The snag is hundreds of companies are now being told that they won’t get any extra time to pay their new debts.
And companies which have already been given a tax break are being told to start repaying their old debts and keep up payments on their new ones as well.
If business has picked up and cash-flow is looking good, this shouldn’t be a problem. But for hundreds of Black Country businesses it hasn’t picked up and there isn’t enough money to repay the revenue.
So whose problem does this become – the business’s or the taxman’s?
If the revenue insist on getting all the money owing to them as soon as possible, and the businesses haven’t got it, there’s only one result – the company goes bust.
When that happens, people lose their jobs. The Government has to pay their benefits and loses the income it gets from their taxes.
At the same time, the bankrupt business has no chance of ever repaying its debts to the Government.

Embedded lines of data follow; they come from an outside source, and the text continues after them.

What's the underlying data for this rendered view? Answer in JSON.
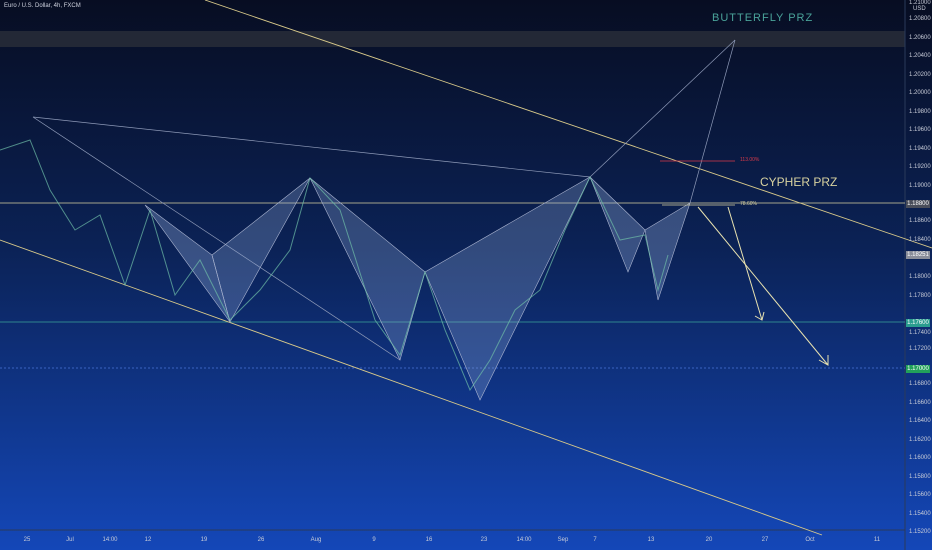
{
  "header": {
    "symbol": "Euro / U.S. Dollar, 4h, FXCM"
  },
  "price_axis": {
    "top": "1.21000",
    "currency": "USD",
    "labels": [
      "1.20800",
      "1.20600",
      "1.20400",
      "1.20200",
      "1.20000",
      "1.19800",
      "1.19600",
      "1.19400",
      "1.19200",
      "1.19000",
      "1.18600",
      "1.18400",
      "1.18000",
      "1.17800",
      "1.17400",
      "1.17200",
      "1.16800",
      "1.16600",
      "1.16400",
      "1.16200",
      "1.16000",
      "1.15800",
      "1.15600",
      "1.15400",
      "1.15200"
    ],
    "tags": [
      {
        "label": "1.18800",
        "kind": "level"
      },
      {
        "label": "1.18251",
        "kind": "price"
      },
      {
        "label": "1.17600",
        "kind": "target1"
      },
      {
        "label": "1.17000",
        "kind": "target2"
      }
    ]
  },
  "time_axis": {
    "labels": [
      "25",
      "Jul",
      "14:00",
      "12",
      "19",
      "26",
      "Aug",
      "9",
      "16",
      "23",
      "14:00",
      "Sep",
      "7",
      "13",
      "20",
      "27",
      "Oct",
      "11"
    ]
  },
  "annotations": {
    "butterfly": "BUTTERFLY  PRZ",
    "cypher": "CYPHER PRZ",
    "fib_113": "113.00%",
    "fib_786": "78.60%"
  }
}
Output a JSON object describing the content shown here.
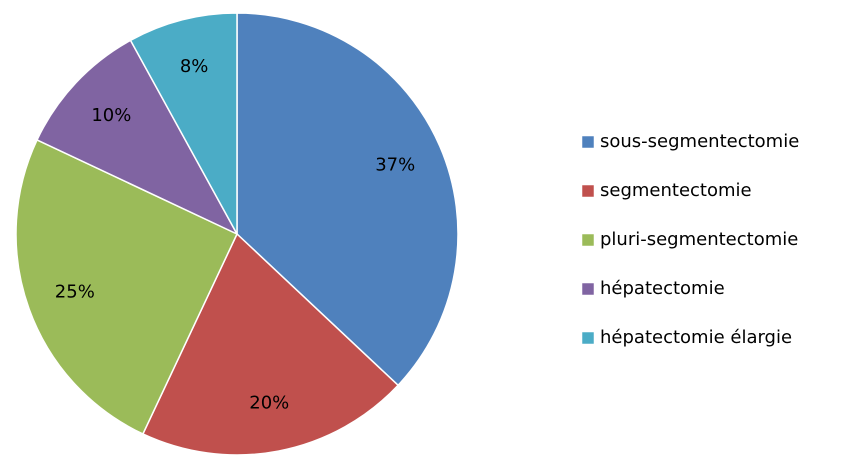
{
  "chart_data": {
    "type": "pie",
    "categories": [
      "sous-segmentectomie",
      "segmentectomie",
      "pluri-segmentectomie",
      "hépatectomie",
      "hépatectomie élargie"
    ],
    "values": [
      37,
      20,
      25,
      10,
      8
    ],
    "value_labels": [
      "37%",
      "20%",
      "25%",
      "10%",
      "8%"
    ],
    "colors": [
      "#4f81bd",
      "#c0504d",
      "#9bbb59",
      "#8064a2",
      "#4bacc6"
    ],
    "legend": "right"
  }
}
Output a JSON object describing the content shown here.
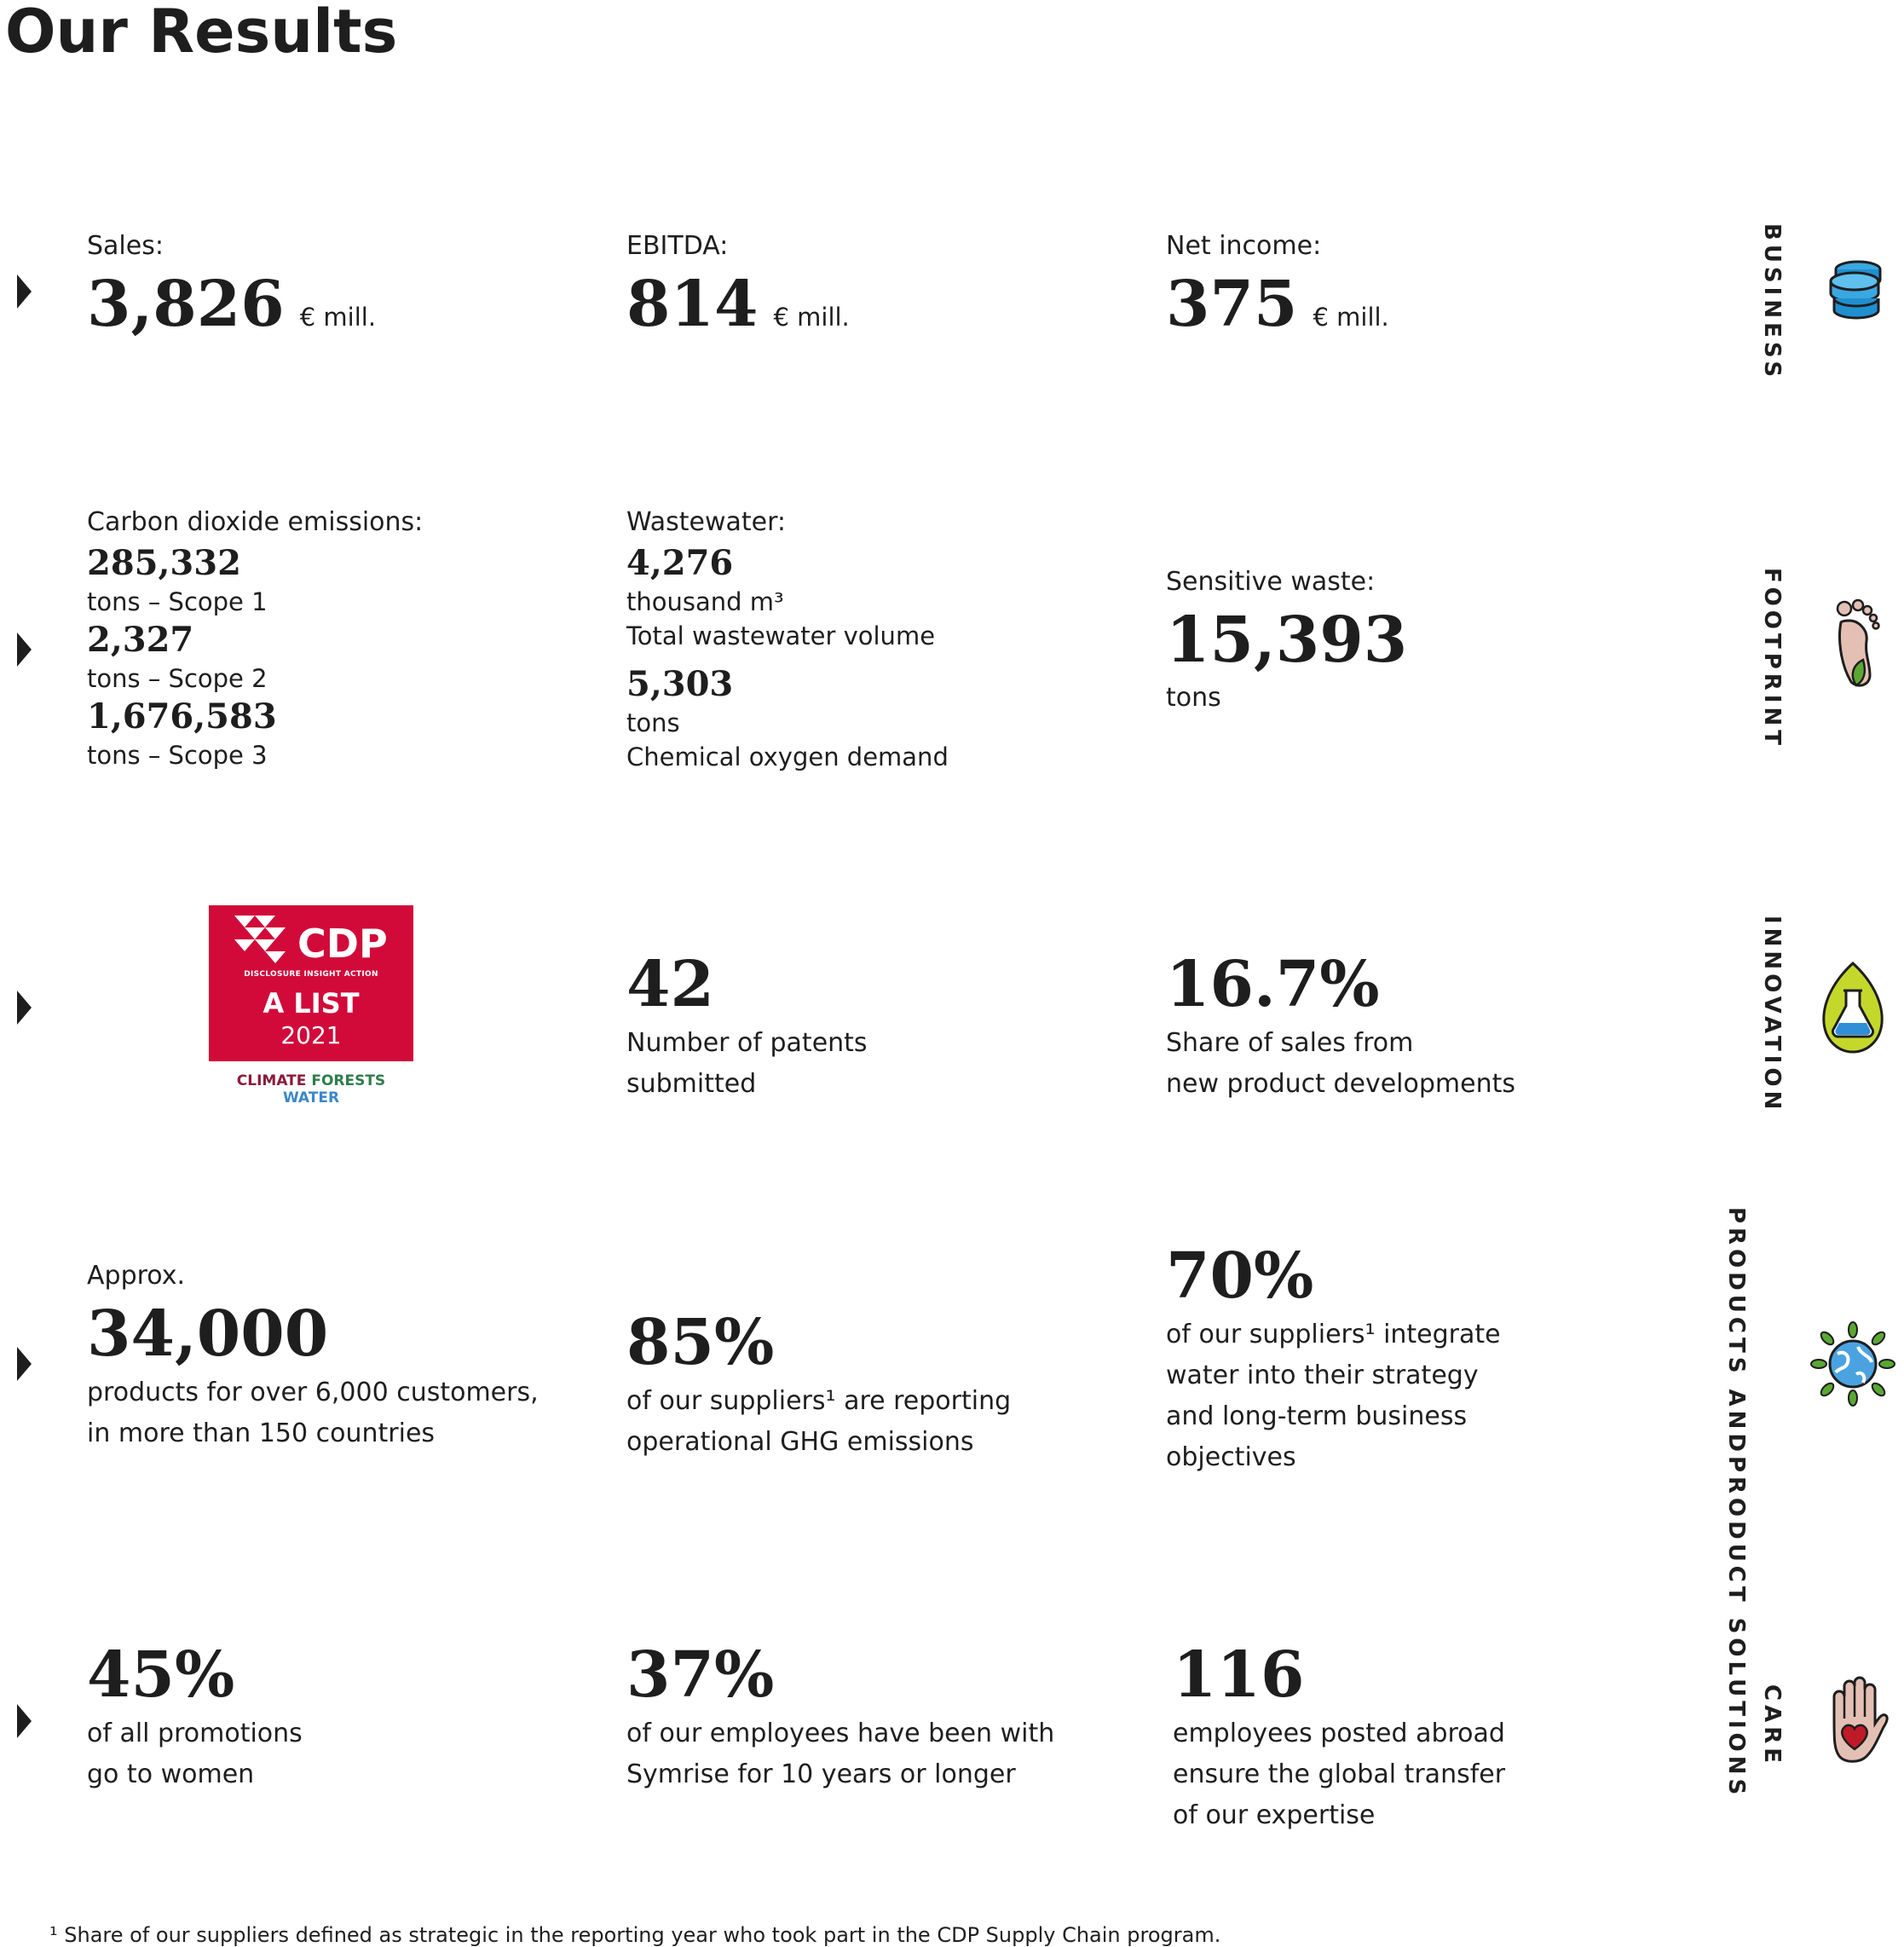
{
  "page": {
    "title": "Our Results"
  },
  "sections": {
    "business": "BUSINESS",
    "footprint": "FOOTPRINT",
    "innovation": "INNOVATION",
    "products": [
      "PRODUCTS AND",
      "PRODUCT SOLUTIONS"
    ],
    "care": "CARE"
  },
  "business": {
    "sales": {
      "label": "Sales:",
      "value": "3,826",
      "unit": "€ mill."
    },
    "ebitda": {
      "label": "EBITDA:",
      "value": "814",
      "unit": "€ mill."
    },
    "net_income": {
      "label": "Net income:",
      "value": "375",
      "unit": "€ mill."
    }
  },
  "footprint": {
    "co2": {
      "label": "Carbon dioxide emissions:",
      "scope1_value": "285,332",
      "scope1_unit": "tons – Scope 1",
      "scope2_value": "2,327",
      "scope2_unit": "tons – Scope 2",
      "scope3_value": "1,676,583",
      "scope3_unit": "tons – Scope 3"
    },
    "wastewater": {
      "label": "Wastewater:",
      "volume_value": "4,276",
      "volume_unit": "thousand m³",
      "volume_desc": "Total wastewater volume",
      "cod_value": "5,303",
      "cod_unit": "tons",
      "cod_desc": "Chemical oxygen demand"
    },
    "sensitive_waste": {
      "label": "Sensitive waste:",
      "value": "15,393",
      "unit": "tons"
    }
  },
  "innovation": {
    "cdp": {
      "word": "CDP",
      "tagline": "DISCLOSURE INSIGHT ACTION",
      "alist": "A LIST",
      "year": "2021",
      "cat_climate": "CLIMATE",
      "cat_forests": "FORESTS",
      "cat_water": "WATER",
      "color_red": "#d10a3a",
      "color_climate": "#8b1a3a",
      "color_forests": "#2e7d4a",
      "color_water": "#3b87c8"
    },
    "patents": {
      "value": "42",
      "line1": "Number of patents",
      "line2": "submitted"
    },
    "share_sales": {
      "value": "16.7%",
      "line1": "Share of sales from",
      "line2": "new product developments"
    }
  },
  "products": {
    "products": {
      "label": "Approx.",
      "value": "34,000",
      "line1": "products for over 6,000 customers,",
      "line2": "in more than 150 countries"
    },
    "suppliers_ghg": {
      "value": "85%",
      "line1": "of our suppliers¹ are reporting",
      "line2": "operational GHG emissions"
    },
    "suppliers_water": {
      "value": "70%",
      "line1": "of our suppliers¹ integrate",
      "line2": "water into their strategy",
      "line3": "and long-term business",
      "line4": "objectives"
    }
  },
  "care": {
    "promotions": {
      "value": "45%",
      "line1": "of all promotions",
      "line2": "go to women"
    },
    "tenure": {
      "value": "37%",
      "line1": "of our employees have been with",
      "line2": "Symrise for 10 years or longer"
    },
    "posted": {
      "value": "116",
      "line1": "employees posted abroad",
      "line2": "ensure the global transfer",
      "line3": "of our expertise"
    }
  },
  "footnote": "¹ Share of our suppliers defined as strategic in the reporting year who took part in the CDP Supply Chain program.",
  "icons": [
    "coins-icon",
    "footprint-icon",
    "flask-leaf-icon",
    "globe-leaves-icon",
    "hand-heart-icon"
  ]
}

The taxman doesn’t get any of the repayments he’s demanding and he certainly won’t get any revenue from the company in the future because the company hasn’t got a future.
Yet the Government is owed the money and it would be wrong for HMRC simply to write off the debt. Apart from anything else, that would be unfair on other businesses which were paying their taxes.
Sadly, the revenue is like the big banks at the time of the credit crunch. As an expert in these things told me: “HMRC is now one of Britain’s biggest sub-prime lenders.”
You will remember it was “sub-prime lending” that did for the banks when they offered loans to people who never had a chance of repaying the money.
As things stand, the taxman has lent people money – by giving them a payment holiday – without checking on their ability repay it.
At the last count, I am told, there were no fewer than 12,000 companies in the West Midlands which have taken advantage of this temporary tax relief.
They only owe an average of £18,000 each, which means they’re mostly small firms with only a few employees. But it all adds up. Collectively, they owe an estimated £216 million.
Sadly, many just don’t have the money to repay the revenue.
Can HMRC really scour the region shutting down companies? It’s already responsible for half of all company bankruptcies.
Could it simply to write off the debts altogether? It would be a huge loss of revenue but it could allow the business to survive, employ people and pay taxes in the future.
That’s highly unlikely to because HMRC’s job is to gather taxes. It doesn’t have to worry about unemployment and public spending increases caused whenever people are thrown onto the dole queue.
But with so many thousands of companies in hock to the taxman, the fear now is that a new wave of bankruptcies is on the way.
The last thing Gordon Brown wants is a dip back into recession on the eve of a General Election. But unless he tells the taxman to go easy on small businesses, that’s what he might get.